Exploring Simple Siamese Representation Learning
Contents
- Abstract
- Introduction
- Method
- Pseudocode
0. Abstract
Siamese Networks
- common structure in unsupervised visual representation learning
- Maximizes the similarity between 2 augmentations of one image
Propose a simple Siamese networks , using none of…
- (1) negative sample pairs
- (2) large batches
- (3) momentum encoders
stop-gradient operation plays an essential role in preventing collapsing
1. Introduction
Collapsing problem of Siamese networks… Solutions?

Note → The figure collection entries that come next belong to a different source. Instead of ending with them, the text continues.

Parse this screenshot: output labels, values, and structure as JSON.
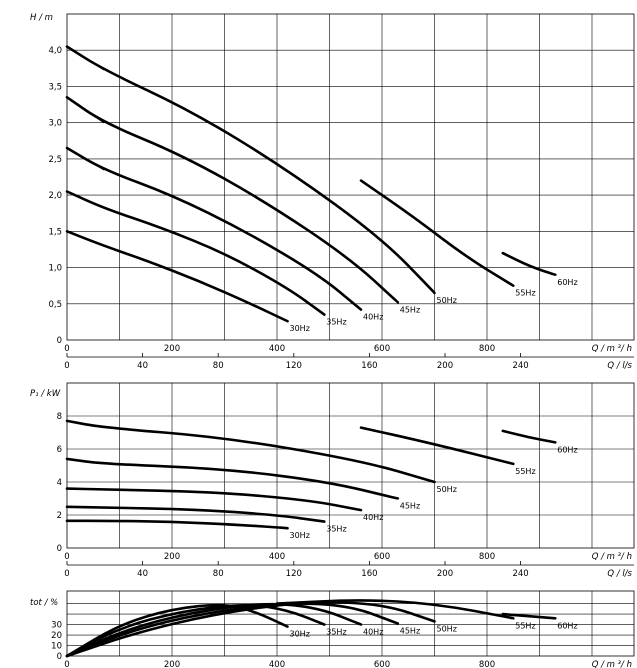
{
  "chart_data": [
    {
      "type": "line",
      "ylabel": "H / m",
      "xlabel": "Q / m ³/ h",
      "xlim": [
        0,
        1080
      ],
      "ylim": [
        0,
        4.5
      ],
      "xticks": [
        "0",
        "200",
        "400",
        "600",
        "800"
      ],
      "yticks": [
        "0",
        "0,5",
        "1,0",
        "1,5",
        "2,0",
        "2,5",
        "3,0",
        "3,5",
        "4,0"
      ],
      "secondary_x": {
        "label": "Q / l/s",
        "ticks": [
          "0",
          "40",
          "80",
          "120",
          "160",
          "200",
          "240"
        ]
      },
      "grid": true,
      "series": [
        {
          "name": "30Hz",
          "x": [
            0,
            70,
            150,
            250,
            350,
            420
          ],
          "y": [
            1.5,
            1.3,
            1.1,
            0.82,
            0.5,
            0.26
          ]
        },
        {
          "name": "35Hz",
          "x": [
            0,
            70,
            180,
            300,
            420,
            490
          ],
          "y": [
            2.05,
            1.82,
            1.55,
            1.2,
            0.72,
            0.35
          ]
        },
        {
          "name": "40Hz",
          "x": [
            0,
            70,
            200,
            340,
            480,
            560
          ],
          "y": [
            2.65,
            2.35,
            2.0,
            1.5,
            0.9,
            0.42
          ]
        },
        {
          "name": "45Hz",
          "x": [
            0,
            70,
            220,
            380,
            540,
            630
          ],
          "y": [
            3.35,
            3.0,
            2.55,
            1.9,
            1.12,
            0.52
          ]
        },
        {
          "name": "50Hz",
          "x": [
            0,
            70,
            240,
            420,
            600,
            700
          ],
          "y": [
            4.05,
            3.73,
            3.15,
            2.35,
            1.4,
            0.65
          ]
        },
        {
          "name": "55Hz",
          "x": [
            560,
            660,
            760,
            850
          ],
          "y": [
            2.2,
            1.7,
            1.15,
            0.75
          ]
        },
        {
          "name": "60Hz",
          "x": [
            830,
            880,
            930
          ],
          "y": [
            1.2,
            1.02,
            0.9
          ]
        }
      ]
    },
    {
      "type": "line",
      "ylabel": "P₁ / kW",
      "xlabel": "Q / m ³/ h",
      "xlim": [
        0,
        1080
      ],
      "ylim": [
        0,
        10
      ],
      "xticks": [
        "0",
        "200",
        "400",
        "600",
        "800"
      ],
      "yticks": [
        "0",
        "2",
        "4",
        "6",
        "8"
      ],
      "secondary_x": {
        "label": "Q / l/s",
        "ticks": [
          "0",
          "40",
          "80",
          "120",
          "160",
          "200",
          "240"
        ]
      },
      "grid": true,
      "series": [
        {
          "name": "30Hz",
          "x": [
            0,
            70,
            200,
            330,
            420
          ],
          "y": [
            1.65,
            1.65,
            1.6,
            1.4,
            1.2
          ]
        },
        {
          "name": "35Hz",
          "x": [
            0,
            70,
            240,
            400,
            490
          ],
          "y": [
            2.5,
            2.45,
            2.35,
            2.0,
            1.6
          ]
        },
        {
          "name": "40Hz",
          "x": [
            0,
            70,
            280,
            460,
            560
          ],
          "y": [
            3.6,
            3.55,
            3.4,
            2.9,
            2.3
          ]
        },
        {
          "name": "45Hz",
          "x": [
            0,
            70,
            300,
            500,
            630
          ],
          "y": [
            5.4,
            5.1,
            4.8,
            4.0,
            3.0
          ]
        },
        {
          "name": "50Hz",
          "x": [
            0,
            70,
            300,
            560,
            700
          ],
          "y": [
            7.7,
            7.3,
            6.7,
            5.3,
            4.0
          ]
        },
        {
          "name": "55Hz",
          "x": [
            560,
            700,
            850
          ],
          "y": [
            7.3,
            6.3,
            5.1
          ]
        },
        {
          "name": "60Hz",
          "x": [
            830,
            880,
            930
          ],
          "y": [
            7.1,
            6.7,
            6.4
          ]
        }
      ]
    },
    {
      "type": "line",
      "ylabel": "tot / %",
      "xlabel": "Q / m ³/ h",
      "xlim": [
        0,
        1080
      ],
      "ylim": [
        0,
        62
      ],
      "xticks": [
        "0",
        "200",
        "400",
        "600",
        "800"
      ],
      "yticks": [
        "0",
        "10",
        "20",
        "30"
      ],
      "grid": true,
      "series": [
        {
          "name": "30Hz",
          "x": [
            0,
            100,
            200,
            300,
            360,
            420
          ],
          "y": [
            0,
            30,
            45,
            50,
            42,
            28
          ]
        },
        {
          "name": "35Hz",
          "x": [
            0,
            100,
            220,
            340,
            420,
            490
          ],
          "y": [
            0,
            27,
            43,
            50,
            44,
            30
          ]
        },
        {
          "name": "40Hz",
          "x": [
            0,
            110,
            240,
            380,
            480,
            560
          ],
          "y": [
            0,
            25,
            42,
            51,
            46,
            30
          ]
        },
        {
          "name": "45Hz",
          "x": [
            0,
            120,
            260,
            420,
            540,
            630
          ],
          "y": [
            0,
            24,
            41,
            51,
            48,
            31
          ]
        },
        {
          "name": "50Hz",
          "x": [
            0,
            130,
            280,
            450,
            600,
            700
          ],
          "y": [
            0,
            22,
            40,
            52,
            50,
            33
          ]
        },
        {
          "name": "55Hz",
          "x": [
            400,
            560,
            700,
            850
          ],
          "y": [
            50,
            54,
            50,
            36
          ]
        },
        {
          "name": "60Hz",
          "x": [
            830,
            930
          ],
          "y": [
            40,
            36
          ]
        }
      ]
    }
  ]
}
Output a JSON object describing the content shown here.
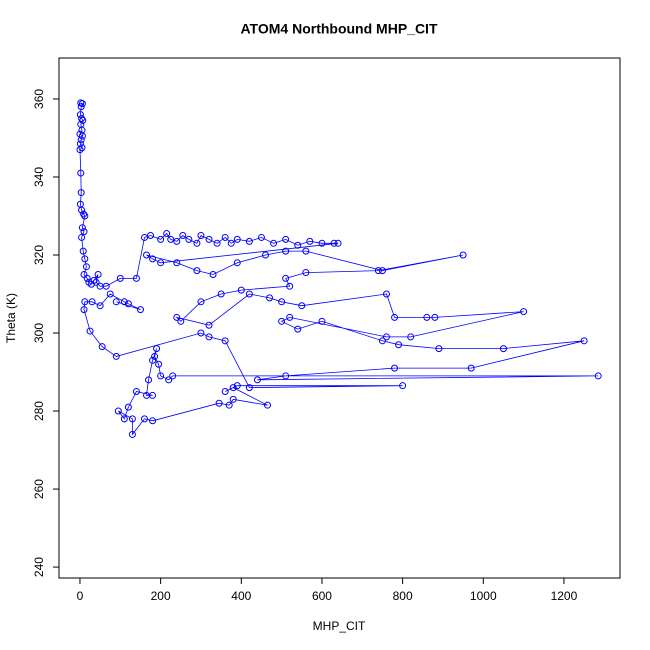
{
  "chart_data": {
    "type": "line",
    "markers": true,
    "title": "ATOM4 Northbound MHP_CIT",
    "x_label": "MHP_CIT",
    "y_label": "Theta (K)",
    "color": "#0000ff",
    "x": [
      2,
      6,
      3,
      1,
      4,
      7,
      2,
      5,
      0,
      6,
      3,
      1,
      5,
      0,
      2,
      3,
      1,
      4,
      9,
      12,
      6,
      10,
      4,
      8,
      12,
      16,
      10,
      18,
      22,
      28,
      35,
      45,
      40,
      50,
      65,
      100,
      140,
      160,
      175,
      200,
      215,
      225,
      240,
      255,
      270,
      290,
      300,
      320,
      340,
      360,
      375,
      390,
      420,
      450,
      480,
      510,
      540,
      570,
      600,
      630,
      640,
      200,
      180,
      165,
      240,
      290,
      330,
      390,
      460,
      510,
      560,
      750,
      950,
      740,
      560,
      510,
      520,
      400,
      350,
      300,
      250,
      240,
      320,
      420,
      470,
      500,
      550,
      760,
      780,
      860,
      880,
      1100,
      820,
      760,
      520,
      500,
      540,
      600,
      750,
      790,
      890,
      1050,
      1250,
      970,
      780,
      510,
      440,
      1285,
      230,
      220,
      200,
      195,
      185,
      190,
      180,
      170,
      165,
      180,
      140,
      120,
      110,
      95,
      130,
      130,
      160,
      180,
      345,
      370,
      380,
      465,
      380,
      360,
      390,
      800,
      420,
      360,
      320,
      300,
      90,
      55,
      25,
      10,
      12,
      30,
      50,
      75,
      110,
      120,
      150,
      90
    ],
    "values": [
      359,
      358.8,
      358,
      356,
      355,
      354.5,
      353.5,
      352,
      351,
      350.5,
      349.5,
      348.5,
      347.5,
      347,
      341,
      336,
      333,
      331.5,
      330.5,
      330,
      327,
      326,
      324.5,
      321,
      319,
      317,
      315,
      314,
      313,
      312.5,
      313.5,
      315,
      313,
      312,
      312,
      314,
      314,
      324.5,
      325,
      324,
      325.5,
      324,
      323.5,
      325,
      324,
      323,
      325,
      324,
      323,
      324.5,
      323,
      324,
      323.5,
      324.5,
      323,
      324,
      322.5,
      323.5,
      323,
      323,
      323,
      318,
      319,
      320,
      318,
      316,
      315,
      318,
      320,
      321,
      321,
      316,
      320,
      316,
      315.5,
      314,
      312,
      311,
      310,
      308,
      303,
      304,
      302,
      310,
      309,
      308,
      307,
      310,
      304,
      304,
      304,
      305.5,
      299,
      299,
      304,
      303,
      301,
      303,
      298,
      297,
      296,
      296,
      298,
      291,
      291,
      289,
      288,
      289,
      289,
      288,
      289,
      292,
      294,
      296,
      293,
      288,
      284,
      284,
      285,
      281,
      278,
      280,
      278,
      274,
      278,
      277.5,
      282,
      281.5,
      283,
      281.5,
      286,
      285,
      286.5,
      286.5,
      286,
      298,
      299,
      300,
      294,
      296.5,
      300.5,
      306,
      308,
      308,
      307,
      310,
      308,
      307.5,
      306,
      308
    ],
    "xlim": [
      -52,
      1339
    ],
    "ylim": [
      237.2,
      370.5
    ],
    "xticks": [
      0,
      200,
      400,
      600,
      800,
      1000,
      1200
    ],
    "yticks": [
      240,
      260,
      280,
      300,
      320,
      340,
      360
    ]
  }
}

(1) SimCLR ( contrastive learning )
- repulses negative pairs
- attracts positive pairs
(2) SwAV
- use online clustering
(3) BYOL
- relies only on positive pairs,
- but does not collapse in case a momentum encoder is used
(4) SimSiam ( Proposed )
- none of the above strategies!
2. Method
Input : 2 randomly augmented views ( = \(x_1\) & \(x_2\) )
Model
- (1) encoder network \(f\)
- (1-1) backbone ( = ResNet )
- (1-2) projection MLP
- (2) prediction MLP head \(h\)
- transforms the output of one view & matches it to other view
Notation
- 2 output vectors :
- \(p_{1} \triangleq h\left(f\left(x_{1}\right)\right)\).
- \(z_{2} \triangleq f\left(x_{2}\right)\).
Loss Function
- minimize negative cosine similarity :
- \(\mathcal{D}\left(p_{1}, z_{2}\right)=-\frac{p_{1}}{ \mid \mid p_{1} \mid \mid _{2}} \cdot \frac{z_{2}}{ \mid \mid z_{2} \mid \mid _{2}}\).
-
Symmetric loss
-
\(\mathcal{L}=\frac{1}{2} \mathcal{D}\left(p_{1}, z_{2}\right)+\frac{1}{2} \mathcal{D}\left(p_{2}, z_{1}\right)\).
-
defined for each image
-
minimimum : -1
-
Stop-gradient
- ( gradient O )
- \(\mathcal{D}\left(p_{1}, z_{2}\right)\) .
- \(\mathcal{L}=\frac{1}{2} \mathcal{D}\left(p_{1}, z_{2}\right)+\frac{1}{2} \mathcal{D}\left(p_{2}, z_{1}\right)\).
- ( gradient X )
- \(\mathcal{D}\left(p_{1}, \text { stopgrad }\left(z_{2}\right)\right)\).
- \(\mathcal{L}=\frac{1}{2} \mathcal{D}\left(p_{1}, \text { stopgrad }\left(z_{2}\right)\right)+\frac{1}{2} \mathcal{D}\left(p_{2}, \text { stopgrad }\left(z_{1}\right)\right)\).